Taiwan ha deciso di mettere al bando le applicazioni di instant messaging straniere dai PC governativi, una misura contro i potenziali pericoli di sicurezza connessi all’uso del software non prodotto “in casa”. Nel frattempo, la cinese Xiaomi è stata messa nel mirino e potrebbe presto essere messa anch’essa al bando dal paese.
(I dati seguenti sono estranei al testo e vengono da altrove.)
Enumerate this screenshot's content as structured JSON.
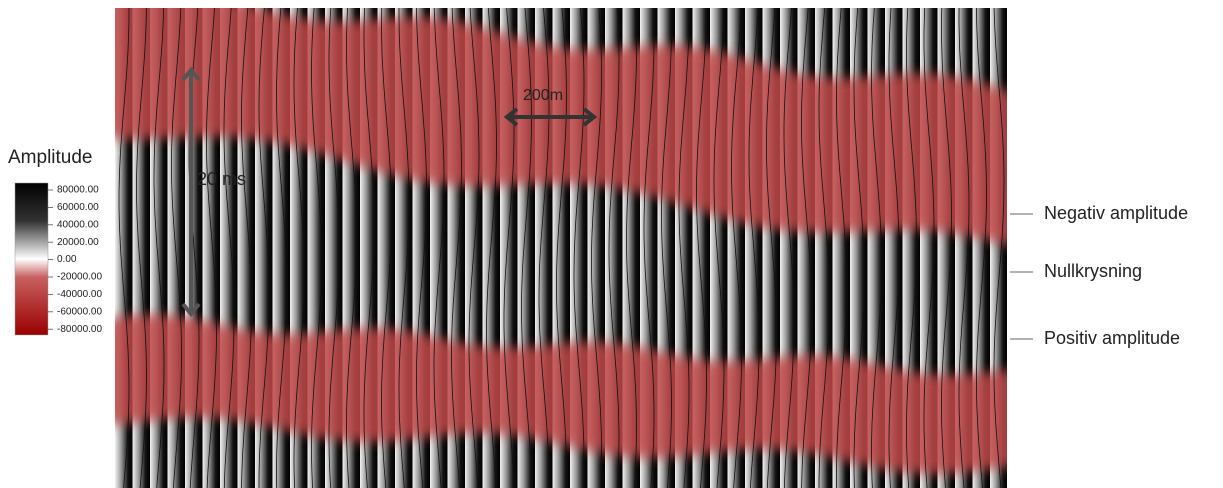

Anche l’isola si è fatta dunque contagiare dall’allarmismo da cyber-warfare che caratterizza l’epoca post- Datagate , un fenomeno che nella variante dell’isola asiatica prende di mira sia i prodotti occidentali che i produttori cinesi, come il caso della già citata Xiaomi dimostra.
MSN e il software giapponese Line risultano nell’elenco dei prodotti colpiti dal bando dei client, bando che è bene sottolineare non include in alcun modo i PC domestici o personali. La questione Xiaomi, invece, è più complessa e ancora in divenire. Il produttore cinese di smartphone è finito recentemente sotto osservazione per lo scambio di informazioni fra i terminali e i server localizzati a Pechino, in Cina, e questo passaggio indebito di bit potrebbe essere classificato da Taipei come un rischio per la sicurezza nazionale.
Le autorità taiwanesi hanno chiesto spiegazioni a Xiaomi, ma in passato Xiaomi aveva già giustificato le comunicazioni del suo servizio MIUI Cloud Messaging da e verso i server in Cina tentando di dissipare le preoccupazioni.
In attesa di conoscere ulteriori sviluppi, lo scontro Taiwan-Xiaomi può essere classificato come l’ennesimo frutto avvelenato dell’ostracismo internazionale nei confronti della tecnologia cinese, un ostracismo guidato dagli Stati Uniti sempre pronti ad accusare gli hacker di stato orientali per incidenti e intrusioni non autorizzate nelle organizzazioni e aziende americane. La Cina ha sin qui risposto alle accuse abdicando alle proprie mire espansionistiche sul territorio statunitense e mettendo nel mirino i colossi IT americani : una vera e propria guerra commerciale?